Keen wrote: ↑Thu Nov 13, 2025 8:48 pm
The standard applied in U.S civil courts is the very low preponderance of evidence standard.
Callafangers,
Of the 33 alleged Belzec graves / cremation pits in question - the one that you can
conclusively prove currently contains the most human remains is number: _?_.
Of the 21 alleged Chelmno graves / cremation pits in question - the one that you can
conclusively prove currently contains the most human remains is number: _?_.
Of the 22 alleged Sobibor graves / cremation pits in question - the one that you can
conclusively prove currently contains the most human remains is number: _?_.
Of the 15 alleged Treblinka II graves / cremation pits in question - the one that you can
conclusively prove currently contains the most human remains is number: _?_.
Of the 91 alleged graves / cremation pits of Belzec, Chelmno, Sobibor and Treblinka II in question - the one that you can
conclusively prove currently contains the most human remains is number: _?_.
What are you waiting for Callafangers?
Keen, this above is the exact kind of unproductive shenanigans that you've been called out on.
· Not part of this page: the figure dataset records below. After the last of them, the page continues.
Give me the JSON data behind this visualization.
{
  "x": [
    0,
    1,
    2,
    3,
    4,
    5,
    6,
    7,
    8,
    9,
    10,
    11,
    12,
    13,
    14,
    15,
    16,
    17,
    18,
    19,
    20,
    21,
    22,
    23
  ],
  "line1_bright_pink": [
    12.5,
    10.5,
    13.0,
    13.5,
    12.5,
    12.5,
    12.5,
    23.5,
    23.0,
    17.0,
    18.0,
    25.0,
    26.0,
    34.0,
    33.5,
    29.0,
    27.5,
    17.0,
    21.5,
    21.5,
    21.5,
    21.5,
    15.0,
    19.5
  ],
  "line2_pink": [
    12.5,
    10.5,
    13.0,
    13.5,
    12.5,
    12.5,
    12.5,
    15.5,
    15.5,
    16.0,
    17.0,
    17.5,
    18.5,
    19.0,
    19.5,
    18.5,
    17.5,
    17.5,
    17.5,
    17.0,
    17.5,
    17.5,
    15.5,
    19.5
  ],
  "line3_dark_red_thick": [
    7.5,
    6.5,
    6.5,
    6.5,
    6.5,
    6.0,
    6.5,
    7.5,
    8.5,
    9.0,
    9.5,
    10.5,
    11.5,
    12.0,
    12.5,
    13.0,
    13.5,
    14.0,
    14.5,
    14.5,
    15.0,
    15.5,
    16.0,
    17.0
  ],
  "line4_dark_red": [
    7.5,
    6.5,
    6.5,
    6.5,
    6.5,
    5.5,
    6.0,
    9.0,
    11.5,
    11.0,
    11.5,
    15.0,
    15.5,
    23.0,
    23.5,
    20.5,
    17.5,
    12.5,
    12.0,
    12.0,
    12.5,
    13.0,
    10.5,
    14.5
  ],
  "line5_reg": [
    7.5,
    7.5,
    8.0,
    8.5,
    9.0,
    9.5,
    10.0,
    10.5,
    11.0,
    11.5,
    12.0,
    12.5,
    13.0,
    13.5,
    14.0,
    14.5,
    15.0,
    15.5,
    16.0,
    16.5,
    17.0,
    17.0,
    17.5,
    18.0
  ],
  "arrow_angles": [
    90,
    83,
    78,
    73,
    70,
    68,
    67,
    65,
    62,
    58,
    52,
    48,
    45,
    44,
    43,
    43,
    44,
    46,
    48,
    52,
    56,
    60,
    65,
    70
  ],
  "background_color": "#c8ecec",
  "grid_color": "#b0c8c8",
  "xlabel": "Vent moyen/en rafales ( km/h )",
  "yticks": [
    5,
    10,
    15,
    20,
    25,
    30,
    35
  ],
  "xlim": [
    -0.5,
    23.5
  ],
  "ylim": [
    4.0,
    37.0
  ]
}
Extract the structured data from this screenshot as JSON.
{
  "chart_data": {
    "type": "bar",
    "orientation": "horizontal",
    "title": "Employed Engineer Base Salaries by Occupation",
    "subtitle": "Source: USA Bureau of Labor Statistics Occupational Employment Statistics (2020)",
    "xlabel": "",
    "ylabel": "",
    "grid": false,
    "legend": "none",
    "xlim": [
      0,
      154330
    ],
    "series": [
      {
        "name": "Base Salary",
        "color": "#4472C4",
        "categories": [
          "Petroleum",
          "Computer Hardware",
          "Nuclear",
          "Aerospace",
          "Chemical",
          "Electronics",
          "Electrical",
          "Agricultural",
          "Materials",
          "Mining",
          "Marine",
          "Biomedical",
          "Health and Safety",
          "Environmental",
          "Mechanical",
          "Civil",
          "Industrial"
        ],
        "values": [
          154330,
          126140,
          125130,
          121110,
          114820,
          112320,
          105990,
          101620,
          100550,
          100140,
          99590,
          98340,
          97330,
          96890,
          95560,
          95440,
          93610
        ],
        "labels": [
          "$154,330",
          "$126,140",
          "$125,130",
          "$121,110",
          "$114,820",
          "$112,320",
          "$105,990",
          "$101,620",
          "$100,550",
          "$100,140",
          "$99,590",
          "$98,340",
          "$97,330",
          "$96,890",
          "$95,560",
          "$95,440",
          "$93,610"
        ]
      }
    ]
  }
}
It was just explained to you that, while your questions are valuable, they don't require you to defend any specific point or conclusion. Your questions are strong, therefore, but your argument is weak, since you are not actually arguing anything but simply spamming your questions.
I repeat: they are good questions. But notice that all of your questions are qualitative in nature -- they all use the word "
conclusively", which is a standard that
has no universal definition, thus it becomes a matter of opinion; not fact, not measurable, not verifiable... so, it cannot ever explain what did or did not happen.
Regarding the "standard applied in US civil courts", aka "preponderance of evidence", it is defined as:
preponderance /prĭ-pŏn′dər-əns/
noun
1. Superiority in weight, force, importance, or influence.
In other words, it just has to be
more likely than not that the evidence shows a certain number of corpses at a given location. But who is the arbiter of how and whether this standard is met? You and I are not US courts, we are not at trial, and
so it is really just conflicting opinions about whether the studies by the likes of Kola, Lukaszkiewicz, etc. are actually truthful, accurate, and/or meaningful to any degree.